As noted in their Intent To Implement, the Chrome team are not the first to make changes here. As of Firefox 70 (Oct 2019), the default referrer policy is set to strict-origin-when-cross-origin, but only for requests to known-tracking domains, OR while in Private mode. In Safari ITP, all cross-site HTTP referrers and all cross-site document.referrers are downgraded to origin. Brave forges the Referer (sending the Origin of the target, not the source) when loading 3rd party resources.

Understand the Limits

Note that this new default is “opt-out”– a page can still choose to send unrestricted referral URLs if it chooses. As an author, I selfishly hope that sites like Reddit and Hacker News might do so.
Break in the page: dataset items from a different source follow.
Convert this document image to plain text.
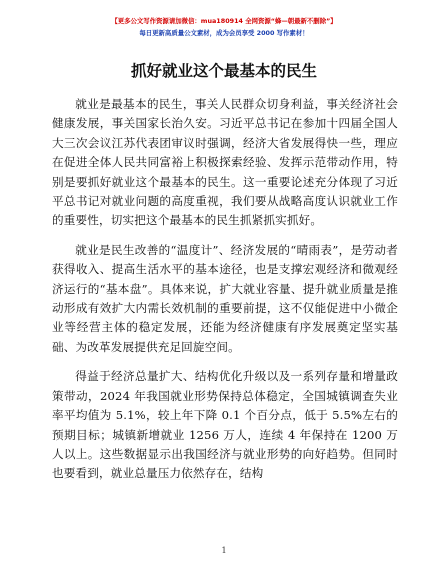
【更多公文写作资源请加微信：mua180914 全网资源“蜂—朝最新不删除”】
每日更新高质量公文素材，成为会员享受 2000 写作素材！
抓好就业这个最基本的民生

就业是最基本的民生，事关人民群众切身利益，事关经济社会健康发展，事关国家长治久安。习近平总书记在参加十四届全国人大三次会议江苏代表团审议时强调，经济大省发展得快一些，理应在促进全体人民共同富裕上积极探索经验、发挥示范带动作用，特别是要抓好就业这个最基本的民生。这一重要论述充分体现了习近平总书记对就业问题的高度重视，我们要从战略高度认识就业工作的重要性，切实把这个最基本的民生抓紧抓实抓好。

就业是民生改善的“温度计”、经济发展的“晴雨表”，是劳动者获得收入、提高生活水平的基本途径，也是支撑宏观经济和微观经济运行的“基本盘”。具体来说，扩大就业容量、提升就业质量是推动形成有效扩大内需长效机制的重要前提，这不仅能促进中小微企业等经营主体的稳定发展，还能为经济健康有序发展奠定坚实基础、为改革发展提供充足回旋空间。

得益于经济总量扩大、结构优化升级以及一系列存量和增量政策带动，2024 年我国就业形势保持总体稳定，全国城镇调查失业率平均值为 5.1%，较上年下降 0.1 个百分点，低于 5.5%左右的预期目标；城镇新增就业 1256 万人，连续 4 年保持在 1200 万人以上。这些数据显示出我国经济与就业形势的向好趋势。但同时也要看到，就业总量压力依然存在，结构

1
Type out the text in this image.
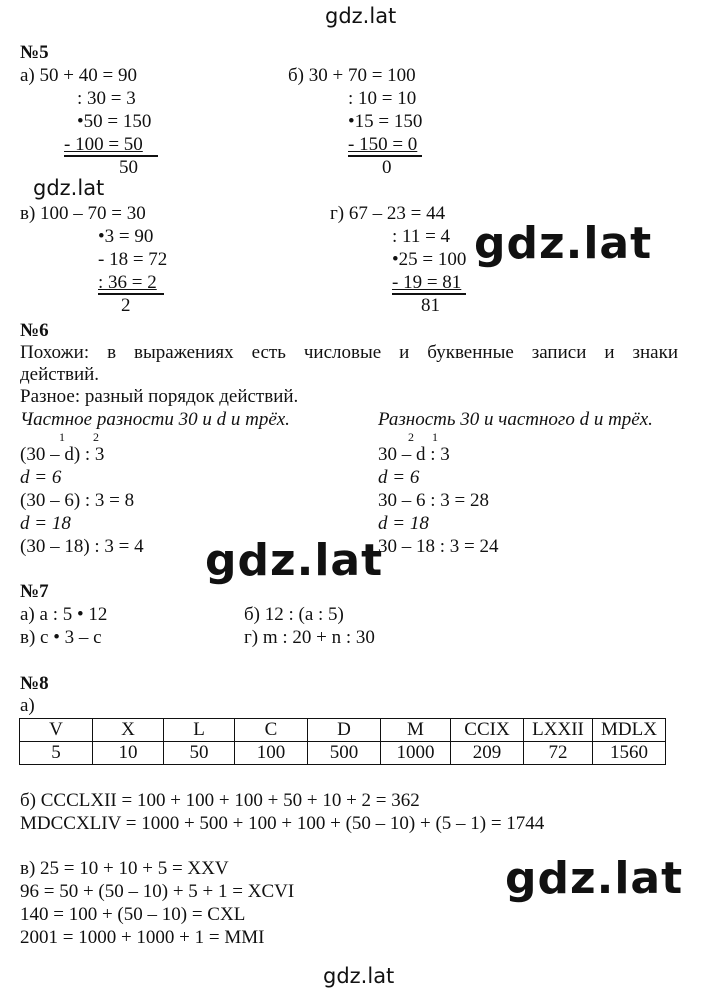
gdz.lat
gdz.lat
gdz.lat
gdz.lat
gdz.lat
gdz.lat
№5
а) 50 + 40 = 90
: 30 = 3
•50 = 150
- 100 = 50
50
б) 30 + 70 = 100
: 10 = 10
•15 = 150
- 150 = 0
0
в) 100 – 70 = 30
•3 = 90
- 18 = 72
: 36 = 2
2
г) 67 – 23 = 44
: 11 = 4
•25 = 100
- 19 = 81
81
№6
Похожи: в выражениях есть числовые и буквенные записи и знаки
действий.
Разное: разный порядок действий.
Частное разности 30 и d и трёх.	Разность 30 и частного d и трёх.
1 2	2 1
(30 – d) : 3
d = 6
(30 – 6) : 3 = 8
d = 18
(30 – 18) : 3 = 4
30 – d : 3
d = 6
30 – 6 : 3 = 28
d = 18
30 – 18 : 3 = 24
№7
а) a : 5 • 12	б) 12 : (a : 5)
в) c • 3 – c	г) m : 20 + n : 30
№8
а)
V	X	L	C	D	M	CCIX	LXXII	MDLX
5	10	50	100	500	1000	209	72	1560
б) CCCLXII = 100 + 100 + 100 + 50 + 10 + 2 = 362
MDCCXLIV = 1000 + 500 + 100 + 100 + (50 – 10) + (5 – 1) = 1744
в) 25 = 10 + 10 + 5 = XXV
96 = 50 + (50 – 10) + 5 + 1 = XCVI
140 = 100 + (50 – 10) = CXL
2001 = 1000 + 1000 + 1 = MMI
Also note that this new default does not in any way limit JavaScript’s access to the current page‘s URL. If your page at https://contoso.com/SuperSecretDoc.aspx includes a tracking script:

script

… the HTTPS request for track.js will send Referer: https://contoso.com/, but when the script runs, it will have access to the full URL of its execution context (https://contoso.com/SuperSecretDoc.aspx) via the window.location.href property.

Test Your Sites

If you’re a web developer, you should test your sites in this new configuration and update them if anything is unexpectedly broken. If you want the browser to behave as it used to, you can use any of the policy-specification mechanisms to request no-referrer-when-downgrade behavior for either an entire page or individual links.
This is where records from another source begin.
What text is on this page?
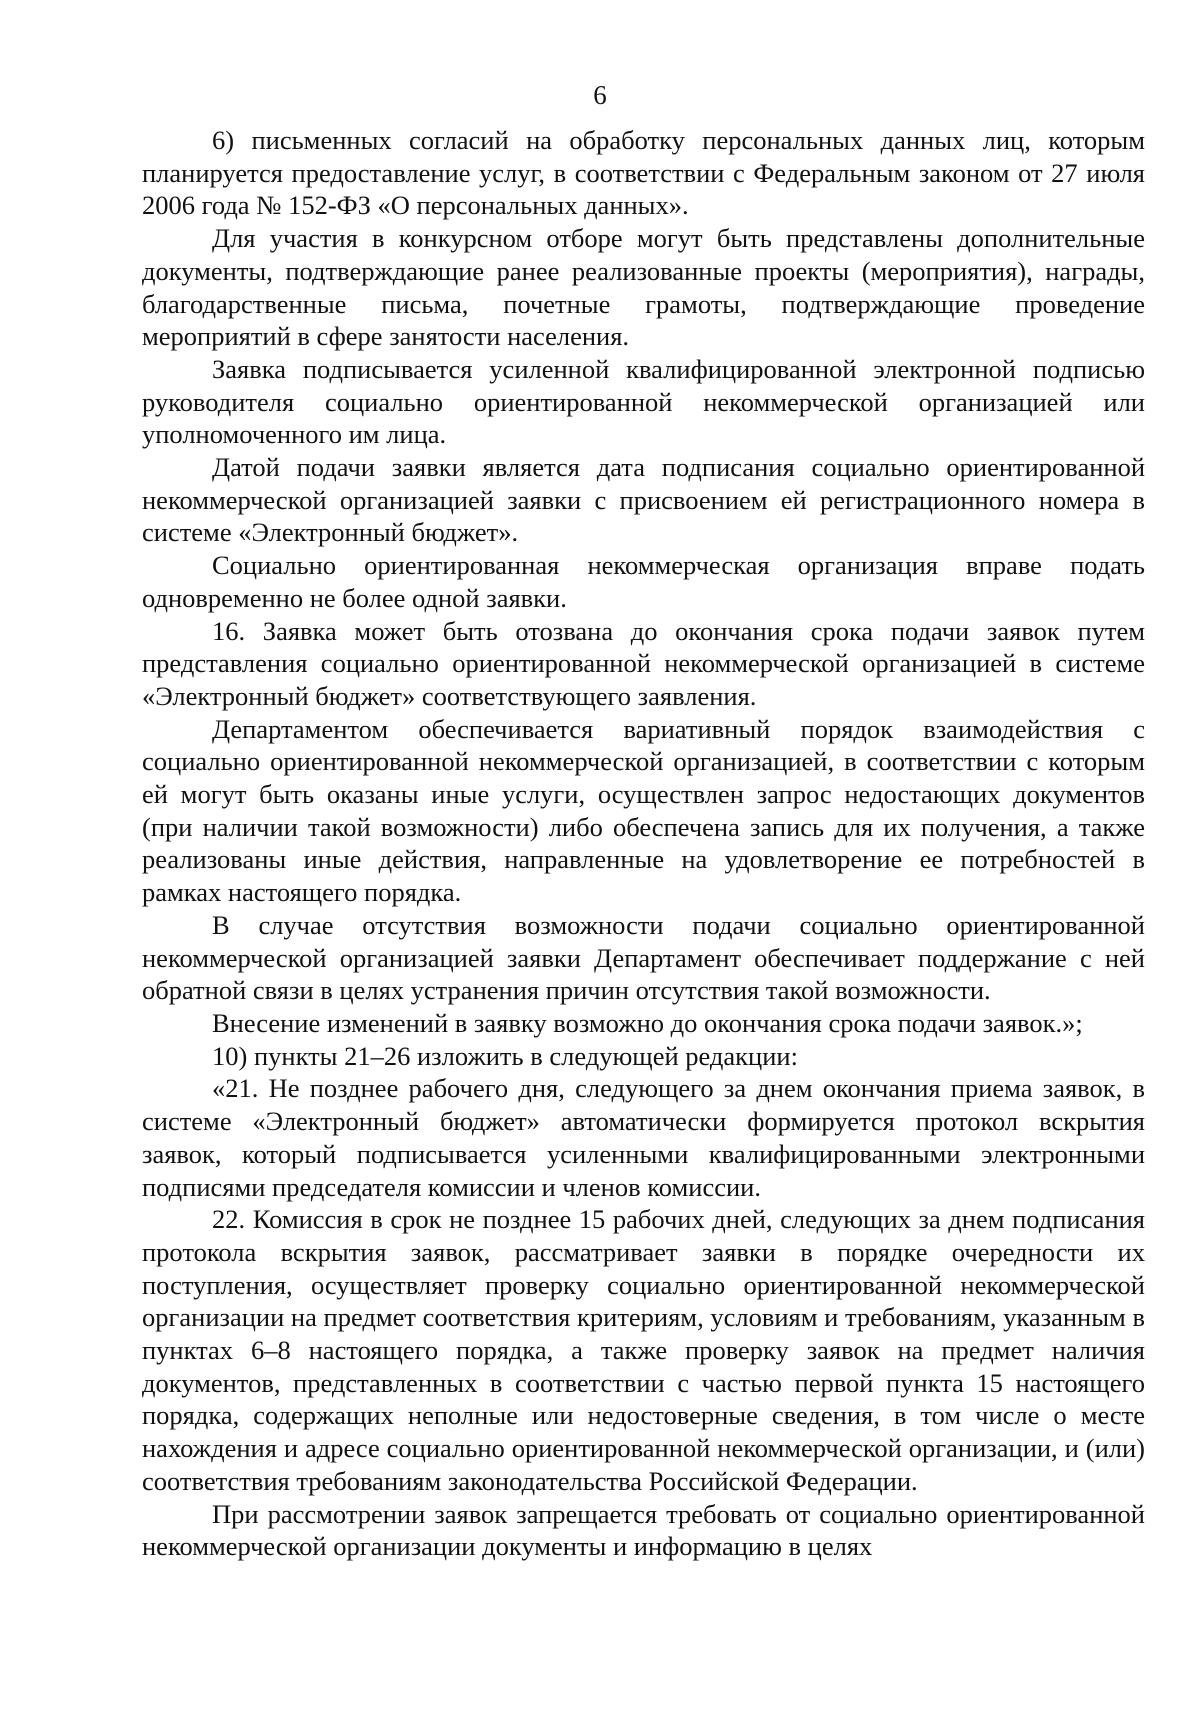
6

6) письменных согласий на обработку персональных данных лиц, которым планируется предоставление услуг, в соответствии с Федеральным законом от 27 июля 2006 года № 152-ФЗ «О персональных данных».

Для участия в конкурсном отборе могут быть представлены дополнительные документы, подтверждающие ранее реализованные проекты (мероприятия), награды, благодарственные письма, почетные грамоты, подтверждающие проведение мероприятий в сфере занятости населения.

Заявка подписывается усиленной квалифицированной электронной подписью руководителя социально ориентированной некоммерческой организацией или уполномоченного им лица.

Датой подачи заявки является дата подписания социально ориентированной некоммерческой организацией заявки с присвоением ей регистрационного номера в системе «Электронный бюджет».

Социально ориентированная некоммерческая организация вправе подать одновременно не более одной заявки.

16. Заявка может быть отозвана до окончания срока подачи заявок путем представления социально ориентированной некоммерческой организацией в системе «Электронный бюджет» соответствующего заявления.

Департаментом обеспечивается вариативный порядок взаимодействия с социально ориентированной некоммерческой организацией, в соответствии с которым ей могут быть оказаны иные услуги, осуществлен запрос недостающих документов (при наличии такой возможности) либо обеспечена запись для их получения, а также реализованы иные действия, направленные на удовлетворение ее потребностей в рамках настоящего порядка.

В случае отсутствия возможности подачи социально ориентированной некоммерческой организацией заявки Департамент обеспечивает поддержание с ней обратной связи в целях устранения причин отсутствия такой возможности.

Внесение изменений в заявку возможно до окончания срока подачи заявок.»;

10) пункты 21–26 изложить в следующей редакции:

«21. Не позднее рабочего дня, следующего за днем окончания приема заявок, в системе «Электронный бюджет» автоматически формируется протокол вскрытия заявок, который подписывается усиленными квалифицированными электронными подписями председателя комиссии и членов комиссии.

22. Комиссия в срок не позднее 15 рабочих дней, следующих за днем подписания протокола вскрытия заявок, рассматривает заявки в порядке очередности их поступления, осуществляет проверку социально ориентированной некоммерческой организации на предмет соответствия критериям, условиям и требованиям, указанным в пунктах 6–8 настоящего порядка, а также проверку заявок на предмет наличия документов, представленных в соответствии с частью первой пункта 15 настоящего порядка, содержащих неполные или недостоверные сведения, в том числе о месте нахождения и адресе социально ориентированной некоммерческой организации, и (или) соответствия требованиям законодательства Российской Федерации.

При рассмотрении заявок запрещается требовать от социально ориентированной некоммерческой организации документы и информацию в целях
Or, you might pick an even stricter policy (e.g. same-origin) if you want to prevent even the origin information from leaking out on a cross-site basis. You might consider using this on your Intranet, for instance, to help prevent the hostnames of your Intranet servers from being sent out to public Internet sites.

Stay private out there!

-Eric

1 The misspelling of the HTTP header name is a historical error which was never corrected.

2 Notably, Safari, IE11, and versions of Edge 18 and below only supported an older draft of the Referrer policy spec, with tokens never (matching no-referrer), always (matching unsafe-url), origin (unchanged) and default (matching no-referrer-when-downgrade). Edge 18 supported origin-when-cross-origin, but only for resource subdownloads.